NUMERICAL MODELING OF BIOZONE PERMEABILITY IN WASTEWATER SOIL ABSORPTION SYSTEMS

Wastewater soil absorption systems (WSAS) are often used in the United States to treat domestic wastewater prior to ground water recharge. Soil clogging occurs at the infiltrative surface of WSAS due to the accumulation of suspended solids, organic matter, and chemical precipitates during continued wastewater infiltration. This low permeability zone is referred to as a biozone. A certain degree of clogging enhances wastewater treatment due to increased residence times and nutrient utilization by organisms. Conversely, too much clogging can cause WSAS to backup and ultimately fail. As such, determining the hydraulic conductivity of the biozone and whether it varies in different types of WSAS or for different loading rates are integral to proper WSAS design and installation. Because the system is unsaturated and the low permeability biozone within the soil creates a capillary barrier, simply estimating the hydraulic conductivity of the biozone using Darcy’s law is not feasible. Therefore, inverse modeling was conducted using the numerical model HYDRUS-2D. Input data for the model simulations, which include infiltration rates and soil hydraulic parameters, were determined at a test site at Colorado School of Mines.
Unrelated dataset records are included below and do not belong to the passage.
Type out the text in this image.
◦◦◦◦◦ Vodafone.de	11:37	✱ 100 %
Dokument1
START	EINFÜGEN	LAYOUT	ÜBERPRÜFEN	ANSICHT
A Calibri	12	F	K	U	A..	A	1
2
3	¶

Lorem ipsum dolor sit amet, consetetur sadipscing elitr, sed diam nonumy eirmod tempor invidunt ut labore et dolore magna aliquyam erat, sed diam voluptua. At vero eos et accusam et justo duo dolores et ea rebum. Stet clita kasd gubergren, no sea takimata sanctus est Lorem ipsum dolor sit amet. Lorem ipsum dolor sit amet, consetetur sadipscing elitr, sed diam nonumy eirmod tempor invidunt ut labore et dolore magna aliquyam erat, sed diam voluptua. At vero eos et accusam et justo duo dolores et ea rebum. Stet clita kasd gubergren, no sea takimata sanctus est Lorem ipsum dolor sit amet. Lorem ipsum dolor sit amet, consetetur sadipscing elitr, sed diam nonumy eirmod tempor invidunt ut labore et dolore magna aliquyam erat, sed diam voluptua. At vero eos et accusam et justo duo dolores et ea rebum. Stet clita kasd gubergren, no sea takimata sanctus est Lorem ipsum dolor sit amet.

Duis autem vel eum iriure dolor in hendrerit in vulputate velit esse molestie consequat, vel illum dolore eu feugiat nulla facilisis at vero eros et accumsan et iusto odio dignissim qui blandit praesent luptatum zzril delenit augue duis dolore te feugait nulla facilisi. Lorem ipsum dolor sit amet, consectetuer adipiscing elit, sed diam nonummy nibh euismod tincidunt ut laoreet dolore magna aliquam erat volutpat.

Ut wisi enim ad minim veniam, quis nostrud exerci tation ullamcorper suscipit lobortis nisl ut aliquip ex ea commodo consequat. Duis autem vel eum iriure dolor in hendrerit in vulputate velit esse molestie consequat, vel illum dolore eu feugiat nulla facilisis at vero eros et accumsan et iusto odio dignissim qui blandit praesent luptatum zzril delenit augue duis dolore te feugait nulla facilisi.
The test site comprises ten each of three different types of WSAS – gravel fill, chamber, and synthetic – for a total of 30 test cells. Since site initiation, half of the test cells have received a loading rate of 4 cm/day, while the other half have received 8 cm/day. Each WSAS has formed a mature biozone. Constant head tests were conducted to determine infiltration rates in each of the test cells, and at least three estimates of the sub-biozone soil hydraulic properties were obtained using analytical techniques including grain size distribution, hanging column tests, and ring infiltrometer tests. The differences between the optimized biozone hydraulic conductivity values for different loading rates and WSAS types are discussed.